En 2017, le gouvernement d’Odisha a adopté la Loi relative aux droits fonciers pour les résidents des bidonvilles, mettant en place un programme pionnier pour formaliser les 2.919 bidonvilles de l’État et améliorer les conditions de vie de 400.000 ménages (1,8 million de personnes). Cette législation est la première de ce type en Inde et marque un grand changement de politique par le gouvernement d’Odisha, car elle cherche à permettre aux habitants des bidonvilles de détenir les droits des terres qu’ils occupent, au lieu de les considérer comme des « intrus ». Elle reconnait également la contribution importante des habitants des bidonvilles à l’économie et à la croissance future en garantissant le développement inclusif pour tous les résidents.

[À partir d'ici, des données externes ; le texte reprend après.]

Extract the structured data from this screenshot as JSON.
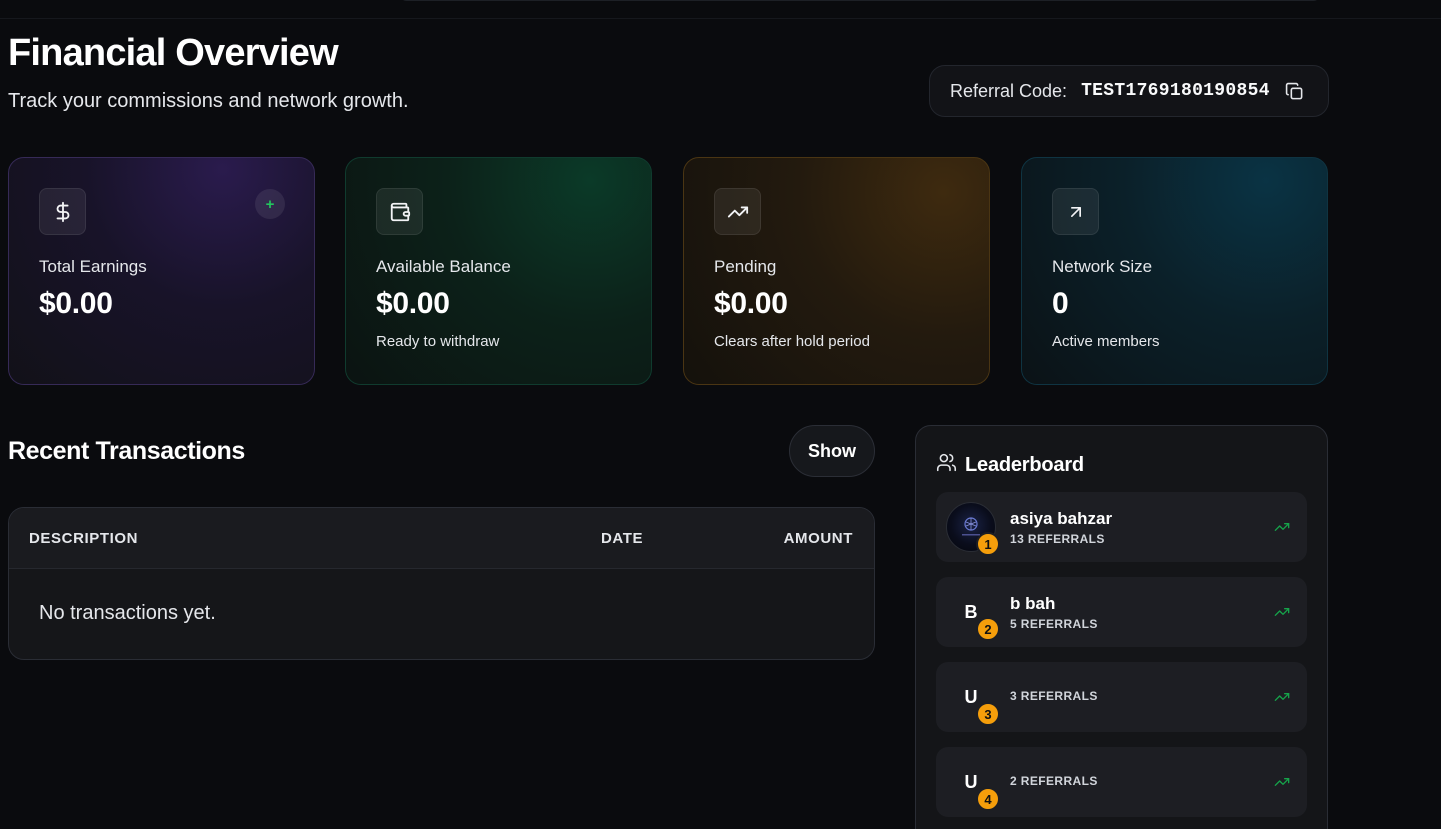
{
  "header": {
    "title": "Financial Overview",
    "subtitle": "Track your commissions and network growth."
  },
  "referral": {
    "label": "Referral Code:",
    "code": "TEST1769180190854",
    "copy_icon": "copy-icon"
  },
  "stats": [
    {
      "icon": "dollar-icon",
      "label": "Total Earnings",
      "value": "$0.00",
      "sub": ""
    },
    {
      "icon": "wallet-icon",
      "label": "Available Balance",
      "value": "$0.00",
      "sub": "Ready to withdraw"
    },
    {
      "icon": "trending-up-icon",
      "label": "Pending",
      "value": "$0.00",
      "sub": "Clears after hold period"
    },
    {
      "icon": "arrow-up-right-icon",
      "label": "Network Size",
      "value": "0",
      "sub": "Active members"
    }
  ],
  "stats_plus": "+",
  "transactions": {
    "title": "Recent Transactions",
    "show_label": "Show",
    "columns": [
      "DESCRIPTION",
      "DATE",
      "AMOUNT"
    ],
    "empty_text": "No transactions yet."
  },
  "leaderboard": {
    "title": "Leaderboard",
    "icon": "users-icon",
    "entries": [
      {
        "rank": "1",
        "avatar": "",
        "name": "asiya bahzar",
        "referrals": "13 REFERRALS"
      },
      {
        "rank": "2",
        "avatar": "B",
        "name": "b bah",
        "referrals": "5 REFERRALS"
      },
      {
        "rank": "3",
        "avatar": "U",
        "name": "",
        "referrals": "3 REFERRALS"
      },
      {
        "rank": "4",
        "avatar": "U",
        "name": "",
        "referrals": "2 REFERRALS"
      }
    ]
  },
  "colors": {
    "background": "#0a0b0e",
    "rank_badge": "#f59e0b",
    "trend_green": "#16a34a",
    "plus_green": "#22c55e"
  }
}
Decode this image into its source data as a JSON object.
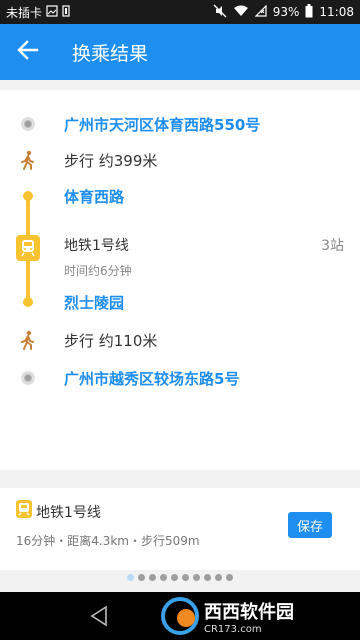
{
  "status_bar": {
    "sim": "未插卡",
    "battery": "93%",
    "time": "11:08"
  },
  "header": {
    "title": "换乘结果"
  },
  "route": {
    "origin": "广州市天河区体育西路550号",
    "walk_1": "步行 约399米",
    "board_station": "体育西路",
    "line_name": "地铁1号线",
    "stops": "3站",
    "duration": "时间约6分钟",
    "alight_station": "烈士陵园",
    "walk_2": "步行 约110米",
    "destination": "广州市越秀区较场东路5号"
  },
  "summary": {
    "line": "地铁1号线",
    "meta": "16分钟・距离4.3km・步行509m",
    "save_label": "保存"
  },
  "pager": {
    "total": 10,
    "active": 0
  },
  "watermark": {
    "brand": "西西软件园",
    "sub": "CR173.com"
  },
  "colors": {
    "accent": "#1e8ef0",
    "metro": "#f7c331"
  }
}
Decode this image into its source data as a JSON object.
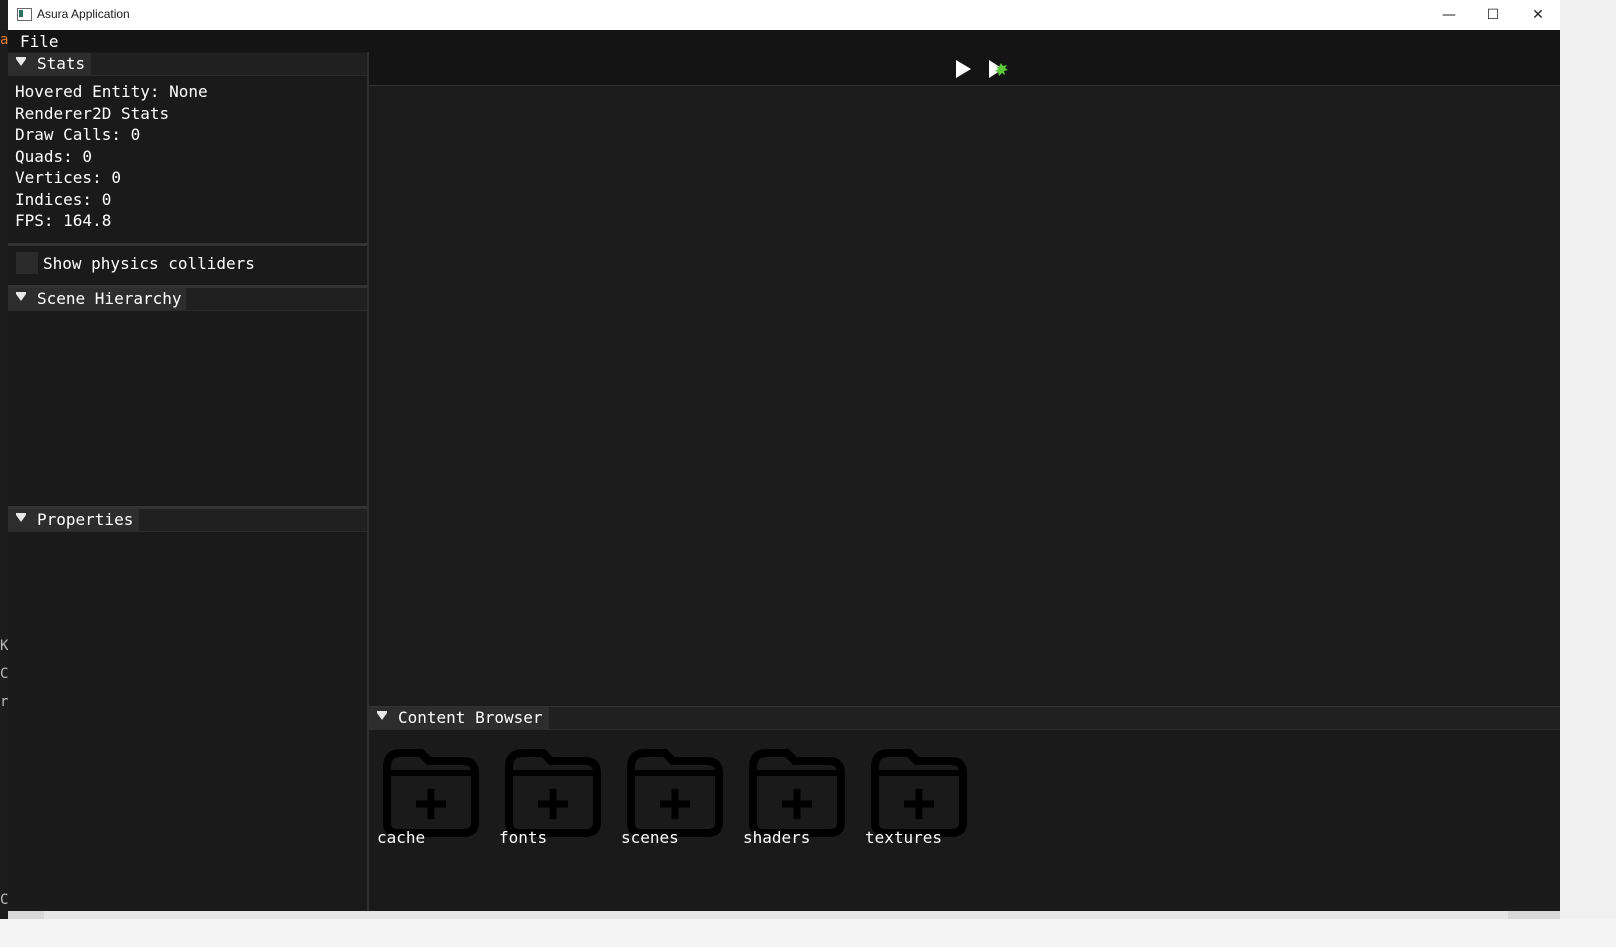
{
  "window": {
    "title": "Asura Application",
    "controls": {
      "minimize": "—",
      "maximize": "☐",
      "close": "✕"
    }
  },
  "menu": {
    "file": "File"
  },
  "stats": {
    "header": "Stats",
    "lines": [
      "Hovered Entity: None",
      "Renderer2D Stats",
      "Draw Calls: 0",
      "Quads: 0",
      "Vertices: 0",
      "Indices: 0",
      "FPS: 164.8"
    ],
    "show_colliders_label": "Show physics colliders",
    "show_colliders_checked": false
  },
  "scene_hierarchy": {
    "header": "Scene Hierarchy"
  },
  "properties": {
    "header": "Properties"
  },
  "toolbar": {
    "play_icon": "play-icon",
    "simulate_icon": "simulate-icon"
  },
  "content_browser": {
    "header": "Content Browser",
    "items": [
      "cache",
      "fonts",
      "scenes",
      "shaders",
      "textures"
    ]
  },
  "desktop_left_chars": [
    "a",
    "K",
    "C",
    "r",
    "C"
  ],
  "colors": {
    "accent_desktop": "#e07b30",
    "panel": "#1a1a1a",
    "header": "#2d2d2d",
    "sim_green": "#5cc83a"
  }
}
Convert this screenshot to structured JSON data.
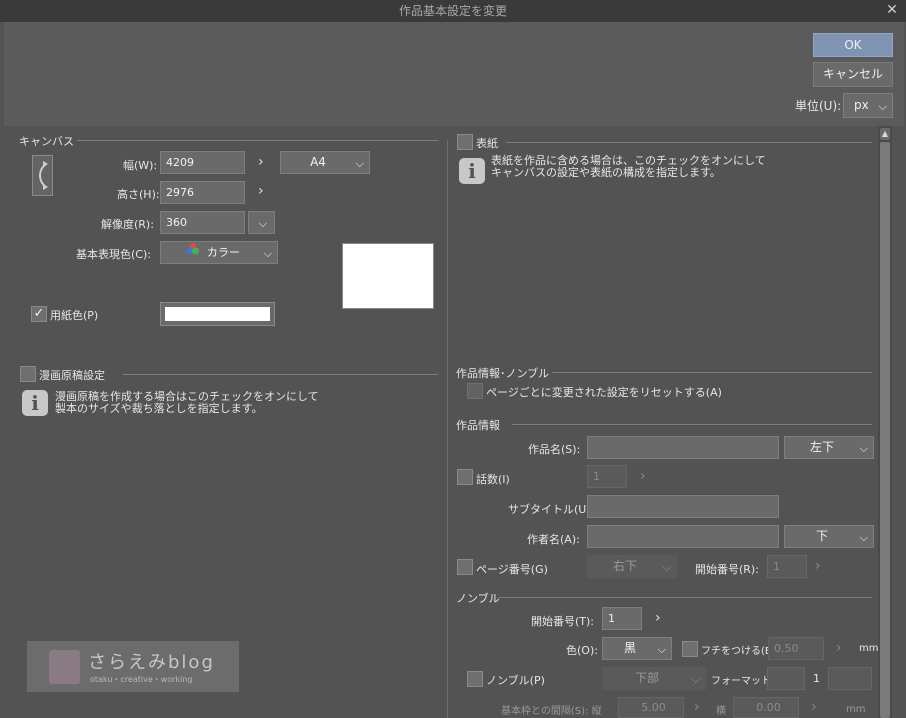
{
  "window": {
    "title": "作品基本設定を変更",
    "close_symbol": "✕"
  },
  "buttons": {
    "ok": "OK",
    "cancel": "キャンセル"
  },
  "unit": {
    "label": "単位(U):",
    "value": "px"
  },
  "canvas": {
    "section_title": "キャンバス",
    "width_label": "幅(W):",
    "width_value": "4209",
    "height_label": "高さ(H):",
    "height_value": "2976",
    "resolution_label": "解像度(R):",
    "resolution_value": "360",
    "size_preset": "A4",
    "color_mode_label": "基本表現色(C):",
    "color_mode_value": "カラー",
    "paper_color_label": "用紙色(P)",
    "paper_color_checked": true
  },
  "manga": {
    "section_title": "漫画原稿設定",
    "info_line1": "漫画原稿を作成する場合はこのチェックをオンにして",
    "info_line2": "製本のサイズや裁ち落としを指定します。"
  },
  "cover": {
    "section_title": "表紙",
    "info_line1": "表紙を作品に含める場合は、このチェックをオンにして",
    "info_line2": "キャンバスの設定や表紙の構成を指定します。"
  },
  "work_info_nombre": {
    "section_title": "作品情報･ノンブル",
    "reset_label": "ページごとに変更された設定をリセットする(A)"
  },
  "work_info": {
    "section_title": "作品情報",
    "title_label": "作品名(S):",
    "title_value": "",
    "title_pos": "左下",
    "episode_label": "話数(I)",
    "episode_value": "1",
    "subtitle_label": "サブタイトル(U):",
    "subtitle_value": "",
    "author_label": "作者名(A):",
    "author_value": "",
    "author_pos": "下",
    "page_number_label": "ページ番号(G)",
    "page_number_pos": "右下",
    "start_number_label": "開始番号(R):",
    "start_number_value": "1"
  },
  "nombre": {
    "section_title": "ノンブル",
    "start_label": "開始番号(T):",
    "start_value": "1",
    "color_label": "色(O):",
    "color_value": "黒",
    "edge_label": "フチをつける(E)",
    "edge_value": "0.50",
    "edge_unit": "mm",
    "nombre_label": "ノンブル(P)",
    "nombre_pos": "下部",
    "format_label": "フォーマット:",
    "format_value": "1",
    "spacing_label": "基本枠との間隔(S): 縦",
    "spacing_v_value": "5.00",
    "spacing_h_label": "横",
    "spacing_h_value": "0.00",
    "spacing_unit": "mm"
  },
  "watermark": {
    "title": "さらえみblog",
    "subtitle": "otaku・creative・working"
  },
  "icons": {
    "rotate": "rotate-orientation-icon",
    "color_wheel": "color-wheel-icon"
  }
}
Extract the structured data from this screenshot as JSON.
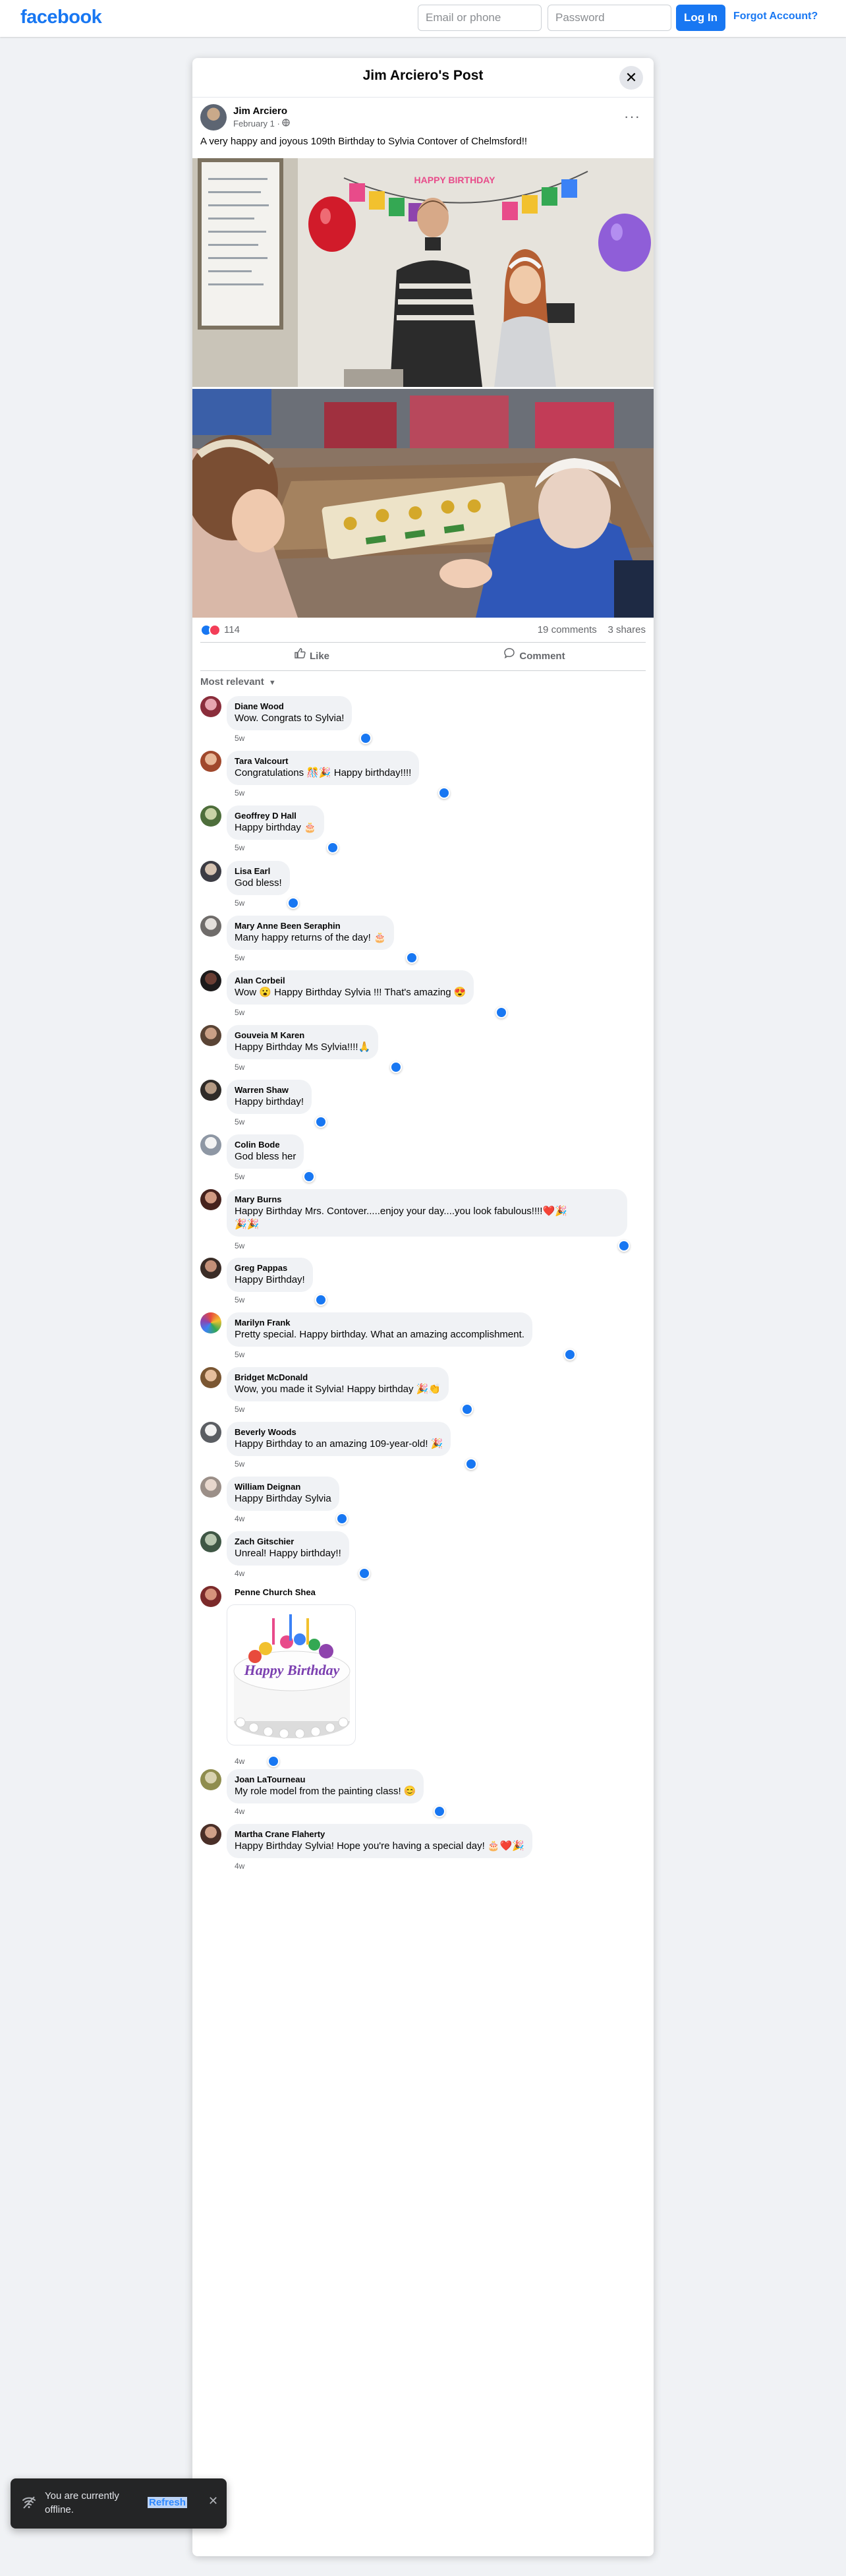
{
  "topbar": {
    "logo": "facebook",
    "email_placeholder": "Email or phone",
    "password_placeholder": "Password",
    "login_label": "Log In",
    "forgot_label": "Forgot Account?",
    "brand_color": "#1877f2"
  },
  "post": {
    "title": "Jim Arciero's Post",
    "close_icon": "close-icon",
    "author": "Jim Arciero",
    "date": "February 1",
    "privacy_icon": "globe-icon",
    "more_label": "···",
    "caption": "A very happy and joyous 109th Birthday to Sylvia Contover of Chelmsford!!",
    "banner_text": "HAPPY BIRTHDAY",
    "reaction_count": "114",
    "comments_count": "19 comments",
    "shares_count": "3 shares",
    "like_label": "Like",
    "comment_label": "Comment",
    "sort_label": "Most relevant"
  },
  "comments": [
    {
      "name": "Diane Wood",
      "text": "Wow. Congrats to Sylvia!",
      "time": "5w"
    },
    {
      "name": "Tara Valcourt",
      "text": "Congratulations 🎊🎉 Happy birthday!!!!",
      "time": "5w"
    },
    {
      "name": "Geoffrey D Hall",
      "text": "Happy birthday 🎂",
      "time": "5w"
    },
    {
      "name": "Lisa Earl",
      "text": "God bless!",
      "time": "5w"
    },
    {
      "name": "Mary Anne Been Seraphin",
      "text": "Many happy returns of the day! 🎂",
      "time": "5w"
    },
    {
      "name": "Alan Corbeil",
      "text": "Wow 😮 Happy Birthday Sylvia !!! That's amazing 😍",
      "time": "5w"
    },
    {
      "name": "Gouveia M Karen",
      "text": "Happy Birthday Ms Sylvia!!!!🙏",
      "time": "5w"
    },
    {
      "name": "Warren Shaw",
      "text": "Happy birthday!",
      "time": "5w"
    },
    {
      "name": "Colin Bode",
      "text": "God bless her",
      "time": "5w"
    },
    {
      "name": "Mary Burns",
      "text": "Happy Birthday Mrs. Contover.....enjoy your day....you look fabulous!!!!❤️🎉",
      "text2": "🎉🎉",
      "time": "5w"
    },
    {
      "name": "Greg Pappas",
      "text": "Happy Birthday!",
      "time": "5w"
    },
    {
      "name": "Marilyn Frank",
      "text": "Pretty special. Happy birthday. What an amazing accomplishment.",
      "time": "5w"
    },
    {
      "name": "Bridget McDonald",
      "text": "Wow, you made it Sylvia! Happy birthday 🎉👏",
      "time": "5w"
    },
    {
      "name": "Beverly Woods",
      "text": "Happy Birthday to an amazing 109-year-old! 🎉",
      "time": "5w"
    },
    {
      "name": "William Deignan",
      "text": "Happy Birthday Sylvia",
      "time": "4w"
    },
    {
      "name": "Zach Gitschier",
      "text": "Unreal! Happy birthday!!",
      "time": "4w"
    },
    {
      "name": "Penne Church Shea",
      "text": "",
      "sticker_text": "Happy Birthday",
      "time": "4w"
    },
    {
      "name": "Joan LaTourneau",
      "text": "My role model from the painting class! 😊",
      "time": "4w"
    },
    {
      "name": "Martha Crane Flaherty",
      "text": "Happy Birthday Sylvia! Hope you're having a special day! 🎂❤️🎉",
      "time": "4w"
    }
  ],
  "toast": {
    "text": "You are currently offline.",
    "action_label": "Refresh",
    "icon": "no-wifi-icon",
    "close_icon": "close-icon"
  }
}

Le projet, intitulé l’Odisha Liveable Habitat Mission (OLHM), est mis en œuvre dans les 114 régions urbaines de 30 districts d’Odisha, faisant de ce projet le plus grand programme de délivrance de titres de propriété dans les bidonvilles au monde. L’objectif daté est de terminer le programme en 2021-2023. Dans les 18 mois depuis le début de la mise en œuvre du programme, le projet a déjà eu un impact énorme, octroyant des droits fonciers à plus de 50.000 ménages.

Le projet dans la pratique

L’OLHM implique des enquêtes démographiques et géographiques complètes de chaque bidonville afin de définir les résidents éligibles pour des droits fonciers et d’organiser le redéveloppement et la rénovation de l’infrastructure.

Ce travail est réalisé par le gouvernement en partenariat avec trois organismes techniques, 26 organisations communautaires et plus de 600 travailleurs de terrain. Le gouvernement travaille également en partenariat avec Tata Trusts, une organisation philanthropique nationale qui fournit une aide technique pour le projet et qui introduit des bonnes pratiques mondiales au processus.

Les communautés sont impliquées dans la cartographie des bidonvilles, réalisant des enquêtes de porte-à-porte, numérotant les logements et participant aux décisions locales. Des associations de résidents de bidonvilles sont créées dans chaque région du projet, posant ainsi les bases du renforcement des compétences des communautés à long terme. Ces associations sont impliquées dans l’ensemble du processus pour garantir l’accès local à la propriété et sont impliquées dans l’octroi des titres de propriété au sein des communautés.

Des équipes de terrain, composées d’un chef de terrain et de cinq collecteurs de données par quartier, collectent des données pour 200 à 250 ménages par jour en utilisant des applications SIG (systèmes d’information géographique). Les collecteurs de données sont des résidents de bidonvilles, qui utilisent leur position de confiance en tant que locaux pour accélérer le processus et garantir leur légitimité. Les associations de résidents de bidonvilles sont chargées de résoudre les conflits entre les résidents, préparer les listes des bénéficiaires éligibles et créer un nouveau plan d’aménagement des bidonvilles avec l’aide des organisations communautaires.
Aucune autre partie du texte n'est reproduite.